Not two months ago I wrote about Earthquakes and God and included these lines:
But ultimately disasters wherever they occur should make us look to ourselves. Jesus’s words to those reporting the local news to Him should drive us to our knees: “Unless you repent, you will all likewise perish.”
Last night—actually early this morning, at 4:04—a quake hit Southern California. If those of you living in another country or another part of the US didn’t hear about this, don’t be surprised because this temblor was small—only 4.4, compared to the 8.8 Chilean quake and the 7.0 Haitian quake. No buildings down, no people hurt, trapped, or dead. In fact, very little damage.
But for me it was a wake up call. Well, not really because I was already awake and reading.
The one important point I haven’t mentioned yet is the epicenter of this quake. To be honest, I wouldn’t have been surprised if the report came in that it was under my apartment building.
The first thing I felt and heard, simultaneously, was a crash as if a large something had slammed into the side of the building. Then a shaking as if a giant had gripped the building in two hands and was shaking it like someone would a tree in an effort to bring down an apple in the top branches or a ball that was lodged among the leaves.
It didn’t last long–ten seconds maybe.
But here’s the thing.

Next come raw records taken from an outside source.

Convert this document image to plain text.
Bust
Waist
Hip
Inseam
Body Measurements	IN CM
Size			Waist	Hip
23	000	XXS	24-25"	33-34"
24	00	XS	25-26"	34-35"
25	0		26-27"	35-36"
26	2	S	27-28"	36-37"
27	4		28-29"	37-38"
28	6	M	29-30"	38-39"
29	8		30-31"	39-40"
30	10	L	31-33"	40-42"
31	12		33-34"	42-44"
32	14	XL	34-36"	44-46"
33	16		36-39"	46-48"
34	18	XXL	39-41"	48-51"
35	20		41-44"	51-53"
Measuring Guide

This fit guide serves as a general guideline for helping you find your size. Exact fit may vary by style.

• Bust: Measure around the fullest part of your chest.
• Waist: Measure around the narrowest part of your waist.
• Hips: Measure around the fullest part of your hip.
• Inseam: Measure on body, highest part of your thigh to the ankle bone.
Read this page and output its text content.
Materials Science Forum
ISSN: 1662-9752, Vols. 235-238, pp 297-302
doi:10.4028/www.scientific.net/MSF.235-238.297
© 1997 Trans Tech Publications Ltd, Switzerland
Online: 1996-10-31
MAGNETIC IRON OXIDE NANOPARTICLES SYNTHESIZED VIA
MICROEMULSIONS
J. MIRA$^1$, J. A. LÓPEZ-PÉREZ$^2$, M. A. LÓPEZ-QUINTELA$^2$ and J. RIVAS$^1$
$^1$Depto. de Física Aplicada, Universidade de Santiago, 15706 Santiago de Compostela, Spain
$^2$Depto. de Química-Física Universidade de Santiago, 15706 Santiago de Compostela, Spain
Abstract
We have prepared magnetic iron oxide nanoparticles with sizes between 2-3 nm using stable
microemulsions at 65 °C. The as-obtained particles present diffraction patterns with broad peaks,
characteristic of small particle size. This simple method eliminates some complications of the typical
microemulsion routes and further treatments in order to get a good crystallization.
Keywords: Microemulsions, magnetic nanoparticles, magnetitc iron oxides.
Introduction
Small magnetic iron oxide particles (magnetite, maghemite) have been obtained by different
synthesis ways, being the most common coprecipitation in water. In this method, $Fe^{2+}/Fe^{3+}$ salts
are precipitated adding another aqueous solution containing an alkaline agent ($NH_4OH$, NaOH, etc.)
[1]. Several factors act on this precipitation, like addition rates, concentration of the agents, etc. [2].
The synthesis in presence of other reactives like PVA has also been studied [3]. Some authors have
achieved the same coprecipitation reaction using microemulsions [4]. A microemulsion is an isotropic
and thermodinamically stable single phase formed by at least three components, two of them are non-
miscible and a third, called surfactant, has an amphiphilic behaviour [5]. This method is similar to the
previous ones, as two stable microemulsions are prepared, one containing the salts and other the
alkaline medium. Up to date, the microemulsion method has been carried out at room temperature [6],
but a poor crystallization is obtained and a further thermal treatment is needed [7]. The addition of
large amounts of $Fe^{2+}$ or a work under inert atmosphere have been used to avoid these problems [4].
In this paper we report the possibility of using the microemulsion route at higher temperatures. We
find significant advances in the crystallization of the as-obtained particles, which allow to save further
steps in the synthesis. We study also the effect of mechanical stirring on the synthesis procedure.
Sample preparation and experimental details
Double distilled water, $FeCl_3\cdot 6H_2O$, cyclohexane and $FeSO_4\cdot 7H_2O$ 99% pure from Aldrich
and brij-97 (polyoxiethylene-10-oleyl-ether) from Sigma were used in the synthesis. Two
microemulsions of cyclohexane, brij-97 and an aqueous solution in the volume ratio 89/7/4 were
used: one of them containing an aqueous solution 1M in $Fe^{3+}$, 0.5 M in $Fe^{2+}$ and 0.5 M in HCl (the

Amid car alarms blaring into the morning darkness, I turned on the TV to find out where the epicenter was (close, and nothing to worry about because I’d felt the worst of it; or far, and there might be considerable damage).
Turns out, I was about as close to the epicenter as it felt. This quake was approximately three miles closer to me than the Whittier Narrows temblor some twenty plus years ago. That one, centered about five miles from me, killed eight people and caused millions of dollars of damage.
But back to the TV and the point of this post. Every morning news program carried coverage of this quake at once. They knew when and where and how hard and even how deep (a little over ten miles down so it was felt over a far range even though it wasn’t that hard). And they started taking phone calls, asking people what they felt, if it had wakened them, and if they were prepared.
The media puts big stock here in people being prepared for “The Big One.” We are all to have an emergency supply of water, clothes, food, batteries, radio, and now, apparently, a generator, since several of the callers mentioned that.
All this “be prepared” talk is about weathering the days after a devastating quake. No talk about preparing to die. No talk about the spiritual implications of something so uncontrollable as a quake or a string of quakes. Why aren’t we talking about where God is in all this?
Oh, I suppose most Christians were scared off the topic by what Pat Robertson said after the quake in Haiti. But God makes it clear in places in the Bible like Isaiah that He brought war and famine and drought and natural disasters as a warning to the nations or as punishment for their sins.
There are so many passages I’d like to quote, but let me finish with this one:
Behold, the name of the LORD comes from a remote place; Burning is His anger and dense is His smoke; His lips are filled with indignation And His tongue is like a consuming fire;
His breath is like an overflowing torrent, Which reaches to the neck, To shake the nations back and forth in a sieve, And to put in the jaws of the peoples the bridle which leads to ruin.
– Isa 30:27-28
Preparation? The only preparation that matters is for us to go to our faces before God and plead for his mercy and for revival in our land.